El impacto de los lanzamientos suborbitales de Virgin y Blue Origin ha sido menor que el de los cohetes orbitales de SpaceX, debido a que requieren de menos energía para operar. Empero, las emisiones del avión de Branson rondaron por las 4,5 toneladas por pasajero, cifra que dobla el total anual de carbono por individuo recomendado para cumplir con los objetivos del Acuerdo de París sobre cambio climático. Los cohetes de Bezos, por su parte, mostraron ser más ecológicos, dada la ventaja de estar soportados en hidrógeno líquido, con capacidad de reducir en cerca de cien veces las posibilidades de afectar el ozono.
Las naves espaciales de Musk, diseñadas para atravesar la órbita, aunque están diseñadas bajo claros principios de sustentabilidad, resultan ser más contaminantes y de mayor huella ecológica por las dimensiones y la duración de las travesías. Su primera misión turística produjo emisiones de carbono equivalentes a 400 vuelos transatlánticos. Cada uno de sus cuatro pasajeros generó hasta 100 veces más contaminación que quien realiza un vuelo de larga distancia en avión convencional.
Las alarmas sonarán cuando el turismo espacial se vuelva más asequible y los gases de efecto invernadero empiecen a rondar la atmósfera terrestre. Virgin, por ejemplo, tiene programado lanzar cuatro centenares de vuelos suborbitales para los próximos años, mientras que sus competidores no están dispuestos a quedarse atrás. Un estudio de la NASA y The Aerospace Corporation estima que en el próximo quinquenio se podrían realizar 1.000 viajes anuales al espacio, todos ellos dentro de la modalidad de servicio turístico.

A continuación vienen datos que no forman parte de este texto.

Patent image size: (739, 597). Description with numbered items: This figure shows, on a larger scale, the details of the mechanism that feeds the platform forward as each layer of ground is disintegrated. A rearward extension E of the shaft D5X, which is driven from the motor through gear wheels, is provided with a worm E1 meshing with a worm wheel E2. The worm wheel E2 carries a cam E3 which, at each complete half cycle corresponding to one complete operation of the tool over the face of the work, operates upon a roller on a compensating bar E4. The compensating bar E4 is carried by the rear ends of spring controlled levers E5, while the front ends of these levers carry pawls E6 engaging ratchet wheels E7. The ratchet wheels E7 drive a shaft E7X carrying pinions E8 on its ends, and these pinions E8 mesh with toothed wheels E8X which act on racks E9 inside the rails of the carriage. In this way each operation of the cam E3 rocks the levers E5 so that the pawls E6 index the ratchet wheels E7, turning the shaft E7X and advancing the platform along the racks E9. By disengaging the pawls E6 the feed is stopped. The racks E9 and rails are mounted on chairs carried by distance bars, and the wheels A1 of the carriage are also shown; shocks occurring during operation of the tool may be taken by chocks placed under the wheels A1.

El turismo espacial, por ahora accesible a una pequeña minoría, paradójicamente enciende motores en la mitad de una de las coyunturas más difíciles de nuestro planeta, cuando se enfrenta a una emergencia medioambiental ligada al cambio climático, la contaminación y la pérdida de la biodiversidad. Lo que esperaría la humanidad es que este puñado de privilegiados no solo disfrute desde las alturas de la belleza indescriptible de la Tierra, sino que evite poner en riesgo la frágil capa de ozono con el nuevo desecho espacial. Y que, además de aterrizar sus caprichos estratosféricos, ponga los pies sobre el apaleado mundo para canalizar su influyente poder económico en búsqueda de soluciones a la preocupante crisis planetaria.

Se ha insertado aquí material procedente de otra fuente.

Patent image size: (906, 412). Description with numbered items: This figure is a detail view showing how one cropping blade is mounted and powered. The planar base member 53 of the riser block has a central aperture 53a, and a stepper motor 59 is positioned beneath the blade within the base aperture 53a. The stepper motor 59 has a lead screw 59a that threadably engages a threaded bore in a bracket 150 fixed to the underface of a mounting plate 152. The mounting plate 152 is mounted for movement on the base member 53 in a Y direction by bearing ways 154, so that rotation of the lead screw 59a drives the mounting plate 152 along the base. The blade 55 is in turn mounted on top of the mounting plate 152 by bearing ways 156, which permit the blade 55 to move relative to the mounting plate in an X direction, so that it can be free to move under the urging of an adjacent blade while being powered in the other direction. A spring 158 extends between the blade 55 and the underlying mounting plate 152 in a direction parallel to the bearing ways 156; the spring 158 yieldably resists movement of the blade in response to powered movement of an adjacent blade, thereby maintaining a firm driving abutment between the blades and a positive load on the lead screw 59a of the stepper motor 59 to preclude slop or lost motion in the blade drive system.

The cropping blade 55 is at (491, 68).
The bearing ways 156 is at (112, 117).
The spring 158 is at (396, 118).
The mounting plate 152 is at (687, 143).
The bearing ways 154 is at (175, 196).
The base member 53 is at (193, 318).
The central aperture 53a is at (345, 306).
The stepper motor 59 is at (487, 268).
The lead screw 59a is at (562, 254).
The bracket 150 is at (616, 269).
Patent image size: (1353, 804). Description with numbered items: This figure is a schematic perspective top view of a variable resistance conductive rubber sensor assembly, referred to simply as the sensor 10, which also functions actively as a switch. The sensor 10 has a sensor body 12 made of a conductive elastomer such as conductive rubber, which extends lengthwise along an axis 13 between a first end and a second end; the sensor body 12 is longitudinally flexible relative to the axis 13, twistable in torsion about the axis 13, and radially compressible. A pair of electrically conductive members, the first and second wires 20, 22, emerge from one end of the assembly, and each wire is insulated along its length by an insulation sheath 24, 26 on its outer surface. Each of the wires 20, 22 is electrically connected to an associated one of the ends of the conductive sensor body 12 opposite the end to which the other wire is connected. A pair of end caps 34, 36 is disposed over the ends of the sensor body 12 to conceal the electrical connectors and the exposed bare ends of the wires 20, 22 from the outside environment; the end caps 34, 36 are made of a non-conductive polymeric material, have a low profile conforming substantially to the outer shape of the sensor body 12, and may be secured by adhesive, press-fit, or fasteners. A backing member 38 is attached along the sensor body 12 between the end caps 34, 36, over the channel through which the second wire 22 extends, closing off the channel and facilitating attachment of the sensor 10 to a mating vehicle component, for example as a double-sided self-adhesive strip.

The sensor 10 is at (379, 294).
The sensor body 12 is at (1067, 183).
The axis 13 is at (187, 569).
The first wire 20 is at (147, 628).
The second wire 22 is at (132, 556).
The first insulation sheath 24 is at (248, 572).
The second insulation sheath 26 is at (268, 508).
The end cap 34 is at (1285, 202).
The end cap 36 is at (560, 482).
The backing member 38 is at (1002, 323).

En campo ajeno. Las mayorías de la Comisión Primera del Senado acaban de aprobar en primer debate el controvertido proyecto de reforma a la justicia, en cuyo texto se incluyó un puñado de orangutanes, con los que se pretende continuar con el desmonte de la infraestructura institucional del Estado. Sería importante conocer el papel que juega el contralor general en esa convergencia de intereses politiqueros, encaminada a extender y perpetuar la corrupción.